Figure 1: Overlaid simultaneous UV (blue-white-red color map) and X-ray photon (white dots) longitude-latitude maps of Jupiter's North Pole, from the Hubble Space Telescope (HST) and Chandra X-ray Observatory High Resolution Camera (CXO-HRC). Dates and times of the observations (UT) are at the top of each panel. Only UV and X-ray emissions produced during this time window are shown. Jupiter’s main emission is labelled by white arrows, the dark polar region (DPR) is shown in yellow, the Swirl region is shown in pink and the Active Regions (sometimes split into a noon and dusk active region) are shown in Green. The boundary between the active region and swirl region (here labelled with a white “B”) sometimes includes an arc of UV and X-ray emission, as is the case for the two different observations shown in the top two panels here. The other panels highlight three different UV aurora families, as indicated by the white label in the lower left corner of each (Grodent et al. 2018). The white shape overlaid onto each map is consistent across each, and highlights the changing spatial distribution of X-rays for each.
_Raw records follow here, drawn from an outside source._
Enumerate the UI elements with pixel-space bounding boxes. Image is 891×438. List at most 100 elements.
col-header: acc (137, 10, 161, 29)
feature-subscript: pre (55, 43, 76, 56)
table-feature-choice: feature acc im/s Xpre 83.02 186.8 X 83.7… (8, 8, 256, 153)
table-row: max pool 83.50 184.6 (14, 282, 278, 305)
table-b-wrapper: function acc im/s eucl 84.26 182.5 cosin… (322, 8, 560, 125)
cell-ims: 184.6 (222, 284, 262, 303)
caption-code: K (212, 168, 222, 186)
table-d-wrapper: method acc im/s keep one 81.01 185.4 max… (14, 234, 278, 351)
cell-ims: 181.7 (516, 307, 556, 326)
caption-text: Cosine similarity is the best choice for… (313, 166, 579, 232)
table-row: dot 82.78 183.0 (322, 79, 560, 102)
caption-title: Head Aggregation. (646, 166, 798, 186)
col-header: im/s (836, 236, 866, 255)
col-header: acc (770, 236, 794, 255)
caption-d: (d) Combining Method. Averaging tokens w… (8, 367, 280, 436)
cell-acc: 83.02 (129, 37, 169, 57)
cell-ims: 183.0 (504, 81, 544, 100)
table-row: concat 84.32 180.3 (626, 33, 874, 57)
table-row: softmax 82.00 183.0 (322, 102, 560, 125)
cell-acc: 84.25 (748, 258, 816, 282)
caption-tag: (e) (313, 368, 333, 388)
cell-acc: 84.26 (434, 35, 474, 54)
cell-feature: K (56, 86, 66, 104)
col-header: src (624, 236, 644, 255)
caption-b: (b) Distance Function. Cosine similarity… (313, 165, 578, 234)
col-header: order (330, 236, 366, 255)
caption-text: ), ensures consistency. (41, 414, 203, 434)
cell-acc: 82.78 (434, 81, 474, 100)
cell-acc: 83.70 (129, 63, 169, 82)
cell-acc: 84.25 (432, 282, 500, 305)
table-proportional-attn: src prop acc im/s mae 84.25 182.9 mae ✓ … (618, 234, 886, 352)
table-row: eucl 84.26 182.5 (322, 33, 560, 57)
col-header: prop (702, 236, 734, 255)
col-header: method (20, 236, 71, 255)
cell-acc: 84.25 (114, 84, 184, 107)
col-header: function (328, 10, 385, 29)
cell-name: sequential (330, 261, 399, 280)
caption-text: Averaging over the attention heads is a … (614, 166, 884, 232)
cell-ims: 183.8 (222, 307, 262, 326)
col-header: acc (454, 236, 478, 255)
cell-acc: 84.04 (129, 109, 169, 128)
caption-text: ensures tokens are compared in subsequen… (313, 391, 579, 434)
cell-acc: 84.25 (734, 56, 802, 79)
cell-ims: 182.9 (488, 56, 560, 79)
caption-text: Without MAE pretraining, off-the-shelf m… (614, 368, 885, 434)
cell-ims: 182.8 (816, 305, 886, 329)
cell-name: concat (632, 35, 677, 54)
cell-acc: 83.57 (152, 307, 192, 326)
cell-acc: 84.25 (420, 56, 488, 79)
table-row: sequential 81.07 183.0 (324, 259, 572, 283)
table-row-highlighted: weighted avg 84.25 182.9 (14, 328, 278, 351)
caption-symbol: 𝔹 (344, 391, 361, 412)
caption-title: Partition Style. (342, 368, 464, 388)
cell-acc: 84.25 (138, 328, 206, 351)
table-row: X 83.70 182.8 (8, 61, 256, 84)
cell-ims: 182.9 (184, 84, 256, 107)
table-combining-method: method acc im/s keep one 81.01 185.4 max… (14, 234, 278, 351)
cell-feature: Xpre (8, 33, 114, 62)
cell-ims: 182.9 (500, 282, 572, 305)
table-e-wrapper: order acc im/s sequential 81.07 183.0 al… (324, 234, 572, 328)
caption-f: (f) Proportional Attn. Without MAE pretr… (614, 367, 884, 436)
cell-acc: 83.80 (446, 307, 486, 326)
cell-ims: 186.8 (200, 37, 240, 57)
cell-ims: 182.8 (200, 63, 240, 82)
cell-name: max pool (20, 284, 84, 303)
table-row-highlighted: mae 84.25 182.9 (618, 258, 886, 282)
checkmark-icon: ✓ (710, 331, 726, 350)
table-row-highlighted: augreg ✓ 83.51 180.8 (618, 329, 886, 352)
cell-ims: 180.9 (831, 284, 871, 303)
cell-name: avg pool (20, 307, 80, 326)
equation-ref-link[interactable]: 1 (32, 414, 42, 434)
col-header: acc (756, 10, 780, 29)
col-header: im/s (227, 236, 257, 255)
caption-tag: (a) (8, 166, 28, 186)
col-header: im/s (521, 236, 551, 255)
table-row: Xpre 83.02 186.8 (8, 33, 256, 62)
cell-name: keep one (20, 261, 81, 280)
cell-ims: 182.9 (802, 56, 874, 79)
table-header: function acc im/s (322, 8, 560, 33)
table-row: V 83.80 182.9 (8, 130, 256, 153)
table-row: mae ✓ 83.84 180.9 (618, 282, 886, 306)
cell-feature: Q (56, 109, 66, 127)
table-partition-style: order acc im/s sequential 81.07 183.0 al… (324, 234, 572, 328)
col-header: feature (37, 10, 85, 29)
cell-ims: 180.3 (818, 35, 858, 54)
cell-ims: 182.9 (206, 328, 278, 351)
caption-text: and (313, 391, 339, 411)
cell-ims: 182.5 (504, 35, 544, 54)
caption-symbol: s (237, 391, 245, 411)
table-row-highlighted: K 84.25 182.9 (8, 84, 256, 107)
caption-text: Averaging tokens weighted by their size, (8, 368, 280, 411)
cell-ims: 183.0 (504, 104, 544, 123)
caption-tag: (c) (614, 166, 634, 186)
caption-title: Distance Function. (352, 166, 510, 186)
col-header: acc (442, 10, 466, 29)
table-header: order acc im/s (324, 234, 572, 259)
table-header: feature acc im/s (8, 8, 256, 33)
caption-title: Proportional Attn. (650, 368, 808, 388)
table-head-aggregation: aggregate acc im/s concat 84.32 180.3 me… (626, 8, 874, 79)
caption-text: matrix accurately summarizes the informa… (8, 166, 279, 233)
For each panel, the location and extent of the DPR are indicated with yellow arrows, showcasing its changing extent from observation-to-observation.


References: Grodent, D., Bonfond, B., Yao, Z., Gérard, J.-C., Radioti, A., Dumont, M., et al. (2018). Jupiter’s aurora observed with HST during Juno orbits 3 to 7. Journal of Geophysical Research: Space Physics, 123(5), 3299– 3319. 

Associated Paper: Dunn, W.R., Weigt, D.M., Grodent, D., Yao, Z.H., May, D., Feigelman, K., Sipos, B., Fleming, D., McEntee, S., Bonfond, B. and Gladstone, G.R., 2022. Jupiter’s X‐ray and UV Dark Polar Region. Geophysical Research Letters, p.e2021GL097390.